Watch ARTINFO video of 60 Works in 60 Seconds at PULSE Miami HERE.
Pulse Miami, now in its ninth year, unveiled its 2013 edition at the Ice Palace near Miami’s Wynwood arts district on December 5. The brunch preview welcomed 3,000 visitors, including international collectors, advisers, and curators from the Carnegie Museum, the Peabody Essex, the Cincinnati Art Museum, the Brooklyn Museum, and the San Antonio Museum. Within the first few hours, a handful of galleries were reporting six-figure sales.
Stalwarts like Galerie Stefan Roepke, Von Lintel Gallery, and Staley-Wise were joined by new exhibitors including Maserre (+R) Galeria, of Barcelona; Vertice Gallery, from Lima; Sanatorium, of Istanbul; and Contemporary by Angela Li, of Hong Kong, reflecting Pulse’s roughly 50/50 split between international and domestic galleries.
This year’s fair comes with a few notable changes: first to the layout, which offers slightly wider aisles and more circulation, and also to a streamlined schedule, with the organizers deciding to forgo events earlier in the week in favor of a VIP brunch preview. “Thursday brunch has always worked well for us, so we just went with that,” said fair director Cornell DeWitt. But he dismissed the notion that the mushrooming array of satellite fairs this year might detract from Pulse’s core audience. “We essentially invented this market segment when the fair was founded in 2005,” he said.

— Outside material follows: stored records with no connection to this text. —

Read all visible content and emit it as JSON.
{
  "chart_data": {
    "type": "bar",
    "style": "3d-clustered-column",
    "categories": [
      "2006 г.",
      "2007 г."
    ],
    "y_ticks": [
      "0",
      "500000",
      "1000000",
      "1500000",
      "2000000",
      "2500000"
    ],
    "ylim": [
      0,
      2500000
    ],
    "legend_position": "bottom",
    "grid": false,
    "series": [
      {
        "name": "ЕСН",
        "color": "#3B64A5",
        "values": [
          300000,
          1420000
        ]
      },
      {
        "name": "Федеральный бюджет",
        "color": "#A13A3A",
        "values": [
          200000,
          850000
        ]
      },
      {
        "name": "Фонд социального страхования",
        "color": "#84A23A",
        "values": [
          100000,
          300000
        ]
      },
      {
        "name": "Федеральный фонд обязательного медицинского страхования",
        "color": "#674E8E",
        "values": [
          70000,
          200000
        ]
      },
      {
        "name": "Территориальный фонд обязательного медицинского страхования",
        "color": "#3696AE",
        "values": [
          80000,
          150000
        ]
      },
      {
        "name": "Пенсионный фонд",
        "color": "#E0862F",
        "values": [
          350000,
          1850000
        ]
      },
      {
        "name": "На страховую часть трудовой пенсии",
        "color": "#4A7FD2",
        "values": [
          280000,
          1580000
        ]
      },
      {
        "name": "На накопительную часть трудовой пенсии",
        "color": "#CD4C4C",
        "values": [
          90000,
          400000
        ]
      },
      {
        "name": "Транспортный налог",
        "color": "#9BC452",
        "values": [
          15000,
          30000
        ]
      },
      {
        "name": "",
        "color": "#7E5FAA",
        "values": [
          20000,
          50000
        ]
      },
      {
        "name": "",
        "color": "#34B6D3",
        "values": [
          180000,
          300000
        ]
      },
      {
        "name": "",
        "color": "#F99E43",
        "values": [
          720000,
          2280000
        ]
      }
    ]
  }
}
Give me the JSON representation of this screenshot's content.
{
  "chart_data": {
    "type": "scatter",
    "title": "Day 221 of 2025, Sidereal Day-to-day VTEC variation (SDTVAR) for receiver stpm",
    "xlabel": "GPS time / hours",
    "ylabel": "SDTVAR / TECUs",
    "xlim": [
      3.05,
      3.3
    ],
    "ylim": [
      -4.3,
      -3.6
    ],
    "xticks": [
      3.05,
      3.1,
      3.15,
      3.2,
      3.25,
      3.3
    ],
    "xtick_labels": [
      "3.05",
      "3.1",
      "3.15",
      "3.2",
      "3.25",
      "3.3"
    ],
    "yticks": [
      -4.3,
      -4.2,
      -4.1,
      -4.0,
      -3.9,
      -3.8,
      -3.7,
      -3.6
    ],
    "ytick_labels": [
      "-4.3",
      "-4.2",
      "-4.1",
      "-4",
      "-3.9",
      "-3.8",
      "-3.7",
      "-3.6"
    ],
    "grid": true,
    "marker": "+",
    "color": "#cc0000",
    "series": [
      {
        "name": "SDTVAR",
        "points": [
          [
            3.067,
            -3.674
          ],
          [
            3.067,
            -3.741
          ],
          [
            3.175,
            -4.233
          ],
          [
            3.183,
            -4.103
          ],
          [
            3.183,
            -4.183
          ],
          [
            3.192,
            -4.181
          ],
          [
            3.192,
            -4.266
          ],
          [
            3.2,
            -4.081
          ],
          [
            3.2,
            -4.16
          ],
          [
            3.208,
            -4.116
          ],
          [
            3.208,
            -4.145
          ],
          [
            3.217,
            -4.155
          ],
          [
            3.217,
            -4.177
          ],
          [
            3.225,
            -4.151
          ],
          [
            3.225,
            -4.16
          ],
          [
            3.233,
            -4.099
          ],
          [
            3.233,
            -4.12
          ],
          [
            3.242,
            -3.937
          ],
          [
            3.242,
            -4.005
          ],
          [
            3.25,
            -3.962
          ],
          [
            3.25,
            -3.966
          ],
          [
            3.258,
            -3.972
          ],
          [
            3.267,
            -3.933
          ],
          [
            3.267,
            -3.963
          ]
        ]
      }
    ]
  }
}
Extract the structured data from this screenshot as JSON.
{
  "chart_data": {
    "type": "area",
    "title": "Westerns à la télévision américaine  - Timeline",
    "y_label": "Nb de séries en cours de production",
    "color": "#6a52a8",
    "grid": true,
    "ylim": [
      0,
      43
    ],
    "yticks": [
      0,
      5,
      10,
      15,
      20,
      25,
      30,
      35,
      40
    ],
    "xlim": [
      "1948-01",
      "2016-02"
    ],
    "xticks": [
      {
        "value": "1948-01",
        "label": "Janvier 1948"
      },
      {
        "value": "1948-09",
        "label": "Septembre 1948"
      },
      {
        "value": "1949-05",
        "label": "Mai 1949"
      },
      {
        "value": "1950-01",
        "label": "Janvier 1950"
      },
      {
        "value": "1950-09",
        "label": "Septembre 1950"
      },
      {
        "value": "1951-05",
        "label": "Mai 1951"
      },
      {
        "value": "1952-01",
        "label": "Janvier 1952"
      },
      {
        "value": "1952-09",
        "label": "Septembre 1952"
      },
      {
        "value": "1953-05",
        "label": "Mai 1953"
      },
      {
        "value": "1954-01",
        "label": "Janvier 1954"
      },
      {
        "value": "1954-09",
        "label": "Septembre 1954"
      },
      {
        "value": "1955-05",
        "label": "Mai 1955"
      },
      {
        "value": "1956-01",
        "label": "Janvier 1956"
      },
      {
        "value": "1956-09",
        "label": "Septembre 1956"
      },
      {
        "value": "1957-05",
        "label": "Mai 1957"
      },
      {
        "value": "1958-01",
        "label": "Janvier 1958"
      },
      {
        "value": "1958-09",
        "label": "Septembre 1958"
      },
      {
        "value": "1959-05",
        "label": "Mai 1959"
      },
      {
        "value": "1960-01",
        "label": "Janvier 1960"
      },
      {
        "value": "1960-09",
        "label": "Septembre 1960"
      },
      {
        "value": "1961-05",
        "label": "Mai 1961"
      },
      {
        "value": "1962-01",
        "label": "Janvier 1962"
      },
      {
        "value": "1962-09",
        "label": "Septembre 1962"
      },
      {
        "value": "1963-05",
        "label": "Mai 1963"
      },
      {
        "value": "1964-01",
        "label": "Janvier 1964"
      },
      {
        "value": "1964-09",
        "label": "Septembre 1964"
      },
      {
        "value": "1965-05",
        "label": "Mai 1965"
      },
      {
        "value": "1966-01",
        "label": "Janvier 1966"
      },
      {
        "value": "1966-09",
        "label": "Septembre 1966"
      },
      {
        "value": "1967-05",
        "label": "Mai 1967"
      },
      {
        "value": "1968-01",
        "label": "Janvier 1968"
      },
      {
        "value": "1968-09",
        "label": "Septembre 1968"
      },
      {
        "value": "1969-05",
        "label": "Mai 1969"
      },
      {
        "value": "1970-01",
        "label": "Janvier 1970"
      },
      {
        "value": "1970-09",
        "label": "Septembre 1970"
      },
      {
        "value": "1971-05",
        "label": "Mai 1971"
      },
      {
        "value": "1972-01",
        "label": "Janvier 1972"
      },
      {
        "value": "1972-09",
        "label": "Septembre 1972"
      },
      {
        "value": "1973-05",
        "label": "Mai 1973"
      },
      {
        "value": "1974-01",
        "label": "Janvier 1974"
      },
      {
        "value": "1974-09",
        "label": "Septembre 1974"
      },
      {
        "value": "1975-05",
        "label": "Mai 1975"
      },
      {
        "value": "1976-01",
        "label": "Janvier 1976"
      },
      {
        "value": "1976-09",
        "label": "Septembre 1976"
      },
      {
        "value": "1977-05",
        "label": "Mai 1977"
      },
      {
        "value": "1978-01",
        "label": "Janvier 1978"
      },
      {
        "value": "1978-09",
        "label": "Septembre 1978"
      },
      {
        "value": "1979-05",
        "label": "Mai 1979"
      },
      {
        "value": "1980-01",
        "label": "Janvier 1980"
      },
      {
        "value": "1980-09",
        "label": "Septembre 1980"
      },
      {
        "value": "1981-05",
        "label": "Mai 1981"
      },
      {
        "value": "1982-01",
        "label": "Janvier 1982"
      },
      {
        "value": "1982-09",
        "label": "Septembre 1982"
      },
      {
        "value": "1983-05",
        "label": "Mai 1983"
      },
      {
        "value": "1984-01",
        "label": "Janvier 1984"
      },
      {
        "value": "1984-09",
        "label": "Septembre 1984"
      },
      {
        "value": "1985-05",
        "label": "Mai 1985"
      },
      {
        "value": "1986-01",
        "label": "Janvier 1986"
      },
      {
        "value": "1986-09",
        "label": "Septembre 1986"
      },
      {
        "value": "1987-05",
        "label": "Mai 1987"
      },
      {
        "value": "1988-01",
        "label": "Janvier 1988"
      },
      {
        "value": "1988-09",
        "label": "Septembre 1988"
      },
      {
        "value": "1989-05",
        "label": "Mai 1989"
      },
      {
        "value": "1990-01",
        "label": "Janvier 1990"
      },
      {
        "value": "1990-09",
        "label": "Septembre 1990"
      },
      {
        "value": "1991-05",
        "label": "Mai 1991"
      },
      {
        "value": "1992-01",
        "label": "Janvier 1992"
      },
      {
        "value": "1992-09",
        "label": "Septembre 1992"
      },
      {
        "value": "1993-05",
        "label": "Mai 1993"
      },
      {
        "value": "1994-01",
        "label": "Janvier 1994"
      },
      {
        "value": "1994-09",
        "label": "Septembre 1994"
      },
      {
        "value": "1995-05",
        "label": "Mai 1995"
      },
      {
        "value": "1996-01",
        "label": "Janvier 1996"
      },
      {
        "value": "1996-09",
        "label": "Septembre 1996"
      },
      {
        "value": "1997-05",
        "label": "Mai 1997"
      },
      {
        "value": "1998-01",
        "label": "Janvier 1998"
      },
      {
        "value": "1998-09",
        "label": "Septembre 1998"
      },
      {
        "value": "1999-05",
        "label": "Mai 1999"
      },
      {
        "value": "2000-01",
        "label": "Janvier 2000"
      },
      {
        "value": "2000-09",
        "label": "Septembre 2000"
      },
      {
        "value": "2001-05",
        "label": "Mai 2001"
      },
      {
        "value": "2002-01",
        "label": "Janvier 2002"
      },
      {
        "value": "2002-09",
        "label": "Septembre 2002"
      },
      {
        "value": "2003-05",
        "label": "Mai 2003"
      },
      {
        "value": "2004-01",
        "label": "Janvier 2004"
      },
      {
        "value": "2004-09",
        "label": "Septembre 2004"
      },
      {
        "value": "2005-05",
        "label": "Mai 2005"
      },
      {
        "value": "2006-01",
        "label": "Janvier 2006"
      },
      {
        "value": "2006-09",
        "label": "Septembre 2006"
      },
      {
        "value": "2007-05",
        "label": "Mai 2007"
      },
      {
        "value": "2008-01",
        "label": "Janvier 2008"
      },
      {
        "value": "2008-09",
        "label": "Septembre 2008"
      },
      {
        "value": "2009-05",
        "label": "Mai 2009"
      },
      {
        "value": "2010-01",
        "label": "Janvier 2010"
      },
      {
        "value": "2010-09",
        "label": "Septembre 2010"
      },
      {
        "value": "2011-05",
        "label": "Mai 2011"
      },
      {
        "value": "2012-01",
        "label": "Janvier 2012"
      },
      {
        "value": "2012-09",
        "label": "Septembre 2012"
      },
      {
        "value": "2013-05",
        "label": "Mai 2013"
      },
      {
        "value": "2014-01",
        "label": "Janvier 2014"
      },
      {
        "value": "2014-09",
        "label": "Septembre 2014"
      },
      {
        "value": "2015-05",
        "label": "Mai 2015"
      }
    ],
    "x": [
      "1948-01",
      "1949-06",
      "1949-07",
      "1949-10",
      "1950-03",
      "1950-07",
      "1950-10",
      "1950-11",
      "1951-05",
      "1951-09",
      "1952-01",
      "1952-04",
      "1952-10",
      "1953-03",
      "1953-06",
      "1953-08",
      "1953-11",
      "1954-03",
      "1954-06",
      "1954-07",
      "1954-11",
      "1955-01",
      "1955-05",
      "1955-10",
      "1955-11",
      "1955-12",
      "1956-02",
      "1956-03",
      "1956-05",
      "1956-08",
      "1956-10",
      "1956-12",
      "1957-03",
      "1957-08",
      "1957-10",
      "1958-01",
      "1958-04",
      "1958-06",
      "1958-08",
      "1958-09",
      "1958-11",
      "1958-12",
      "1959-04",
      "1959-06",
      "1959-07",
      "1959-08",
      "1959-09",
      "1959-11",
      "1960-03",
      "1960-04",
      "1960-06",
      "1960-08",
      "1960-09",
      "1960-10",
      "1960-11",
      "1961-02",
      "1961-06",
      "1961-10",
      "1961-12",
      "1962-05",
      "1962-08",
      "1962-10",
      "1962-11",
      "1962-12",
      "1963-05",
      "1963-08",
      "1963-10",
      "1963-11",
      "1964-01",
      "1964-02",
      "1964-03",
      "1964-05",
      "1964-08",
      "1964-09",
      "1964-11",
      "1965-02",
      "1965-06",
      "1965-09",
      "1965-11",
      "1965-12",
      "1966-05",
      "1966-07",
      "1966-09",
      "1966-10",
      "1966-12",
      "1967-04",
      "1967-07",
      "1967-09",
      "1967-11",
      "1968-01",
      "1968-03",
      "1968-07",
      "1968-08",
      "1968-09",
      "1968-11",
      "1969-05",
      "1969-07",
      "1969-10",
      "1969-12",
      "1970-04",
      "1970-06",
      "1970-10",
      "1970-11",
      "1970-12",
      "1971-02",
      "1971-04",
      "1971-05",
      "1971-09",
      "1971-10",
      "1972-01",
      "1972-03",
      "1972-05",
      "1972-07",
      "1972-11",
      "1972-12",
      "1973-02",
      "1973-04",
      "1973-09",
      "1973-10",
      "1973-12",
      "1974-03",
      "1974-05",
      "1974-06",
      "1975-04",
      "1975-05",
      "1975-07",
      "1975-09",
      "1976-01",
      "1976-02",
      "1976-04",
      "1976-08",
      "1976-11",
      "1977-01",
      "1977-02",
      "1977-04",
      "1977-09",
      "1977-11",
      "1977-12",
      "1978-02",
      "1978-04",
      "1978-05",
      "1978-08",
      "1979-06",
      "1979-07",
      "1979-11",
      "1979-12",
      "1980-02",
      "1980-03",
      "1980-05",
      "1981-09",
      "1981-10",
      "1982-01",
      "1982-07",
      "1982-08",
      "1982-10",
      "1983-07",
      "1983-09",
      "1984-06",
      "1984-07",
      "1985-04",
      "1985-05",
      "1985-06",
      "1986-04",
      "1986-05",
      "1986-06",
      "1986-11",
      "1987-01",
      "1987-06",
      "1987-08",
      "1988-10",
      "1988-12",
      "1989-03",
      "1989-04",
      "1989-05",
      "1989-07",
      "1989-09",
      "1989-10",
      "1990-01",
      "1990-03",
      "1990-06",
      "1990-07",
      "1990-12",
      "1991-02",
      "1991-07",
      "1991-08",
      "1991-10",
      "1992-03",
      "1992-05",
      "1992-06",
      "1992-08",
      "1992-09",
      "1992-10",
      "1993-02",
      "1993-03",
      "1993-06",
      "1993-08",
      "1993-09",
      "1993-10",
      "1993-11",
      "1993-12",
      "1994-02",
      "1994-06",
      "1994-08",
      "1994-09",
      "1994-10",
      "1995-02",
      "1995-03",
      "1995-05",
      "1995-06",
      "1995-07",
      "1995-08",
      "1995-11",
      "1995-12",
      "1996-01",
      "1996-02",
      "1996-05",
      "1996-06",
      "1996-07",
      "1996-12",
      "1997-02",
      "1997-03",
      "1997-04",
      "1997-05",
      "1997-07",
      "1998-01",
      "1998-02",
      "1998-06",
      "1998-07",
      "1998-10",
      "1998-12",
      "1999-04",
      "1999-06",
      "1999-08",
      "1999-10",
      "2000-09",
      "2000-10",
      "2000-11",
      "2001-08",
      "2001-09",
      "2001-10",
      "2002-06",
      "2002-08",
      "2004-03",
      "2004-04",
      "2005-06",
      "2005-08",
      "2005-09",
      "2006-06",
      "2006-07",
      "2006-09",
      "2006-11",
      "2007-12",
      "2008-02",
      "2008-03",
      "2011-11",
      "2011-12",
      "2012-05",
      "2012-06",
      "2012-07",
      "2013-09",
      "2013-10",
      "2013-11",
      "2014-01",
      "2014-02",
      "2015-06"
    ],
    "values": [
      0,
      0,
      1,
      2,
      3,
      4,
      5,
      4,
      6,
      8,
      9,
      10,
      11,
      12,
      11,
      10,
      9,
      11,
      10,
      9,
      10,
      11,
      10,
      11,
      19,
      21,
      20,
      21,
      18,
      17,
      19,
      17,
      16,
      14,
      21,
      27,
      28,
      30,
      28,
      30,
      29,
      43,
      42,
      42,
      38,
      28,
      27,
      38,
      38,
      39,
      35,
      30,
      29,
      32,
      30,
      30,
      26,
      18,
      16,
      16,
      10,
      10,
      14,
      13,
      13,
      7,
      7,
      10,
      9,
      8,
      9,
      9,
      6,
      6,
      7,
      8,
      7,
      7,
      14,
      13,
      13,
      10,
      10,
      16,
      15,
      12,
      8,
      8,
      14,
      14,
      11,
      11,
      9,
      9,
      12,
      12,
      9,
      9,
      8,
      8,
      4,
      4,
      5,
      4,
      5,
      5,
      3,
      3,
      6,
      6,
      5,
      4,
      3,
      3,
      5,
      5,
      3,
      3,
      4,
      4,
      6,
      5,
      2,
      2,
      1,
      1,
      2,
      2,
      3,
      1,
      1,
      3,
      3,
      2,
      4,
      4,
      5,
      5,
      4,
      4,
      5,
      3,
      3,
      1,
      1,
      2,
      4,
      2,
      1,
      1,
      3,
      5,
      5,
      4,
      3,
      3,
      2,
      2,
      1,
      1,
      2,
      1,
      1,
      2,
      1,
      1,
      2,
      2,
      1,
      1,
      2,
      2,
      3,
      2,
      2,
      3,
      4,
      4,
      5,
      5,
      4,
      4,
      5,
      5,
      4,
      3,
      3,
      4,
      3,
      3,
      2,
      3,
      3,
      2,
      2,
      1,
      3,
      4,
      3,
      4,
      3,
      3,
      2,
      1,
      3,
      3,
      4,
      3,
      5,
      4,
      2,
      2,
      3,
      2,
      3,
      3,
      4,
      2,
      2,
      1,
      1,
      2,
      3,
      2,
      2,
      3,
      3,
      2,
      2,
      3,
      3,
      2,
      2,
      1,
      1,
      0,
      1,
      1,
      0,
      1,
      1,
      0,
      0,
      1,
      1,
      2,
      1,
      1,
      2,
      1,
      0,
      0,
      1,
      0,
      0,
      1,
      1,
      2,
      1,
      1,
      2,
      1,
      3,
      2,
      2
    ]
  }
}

That middle-market segment proved a sweet spot for bargain-hunting established collectors and newbies alike, with works under $100,000 moving briskly in the fair’s first hours. Amid a champagne toast, newcomer Zemack Contemporary, of Tel Aviv, sold “Unitled; Olya,” an arresting portrait fresh from the studio of photorealist painter Yigal Ozeri, for $50,000.
At Jerome Zodo Contemporary of Milan, Alexander Brighetti’s shiny black bone sculptures covered in a ferrous liquid and animated by magnets — such as “Shiver,” 2013, where the liquid coursed up and down a spinal column laid in a vitrine — drew many curious onlookers; a skull sold at $20,000.
Other fair favorites included a deeply discomfiting sculpture by Patricia Piccinini at Hosfelt Gallery’s booth — owner Todd Hosfelt pointed out that each of the lifelike hairs on the fleshy wad had been applied by hand. He was one of several dealers to feature secondary-market material alongside gallery artists; he also placed a David Hammons basketball drawing for an undisclosed price in the six-figure range.
Dealers seemed upbeat about the harvest from the preview. New York photography dealer James Danziger said sales had been “more than good,” and that he had placed several C-prints by Hendrik Kerstens, inspired by 17th-century Dutch portraiture, in the $15,000 to $36,000 range.
New media art specialist Bryce Wolkowitz had sold six from an edition of eight digital pieces depicting rolling waves by Yorgo Alexopolous at $11,000 each, as well as a graffiti-inspired José Parla collage for $25,000 and a handful of lit-up book sculptures by Aaron Kang for $5,500. “We’ve had incredibly active, great collectors come through,” Wolkowitz said.
As a rule, the art at Pulse tends more to the beautiful than the challenging, but even so, there were few overtly political pieces this year. One exception was the Malay artist Yee I-Lann’s giclee prints combining postcolonial theory with visual panache at Tyler Rollins. Another was South African “visual activist” Zanele Muholi’s arresting gelatin-silver portraits of African women and transgender youth, flying off the wall of Yancey Richardson’s booth at $5,000 a pop (Muholi will have a solo exhibition at the Brooklyn Museum in 2015.)
Fresh finds included C-prints of junkyards and industrial worktables by Argentine photographer Guillermo Srodek-Hart, which displayed a surefooted sense of the tension between order and chaos, and sold for $4,500 each at Kuckei + Kuckei, Berlin; and neo-constructivist paintings and sculptures by Oscar Rodriguez-Graham at Arroniz Arte Contemporaneo, of Mexico City.
The third Pulse Prize, awarded to an artist exhibited in the solo-presentation Impulse section of the fair, went to Cristina De Middel, for her “Afronauts” photo series. The exhibiting gallery, Black Ship in New York, had sold more than two-dozen of the prints by Friday afternoon.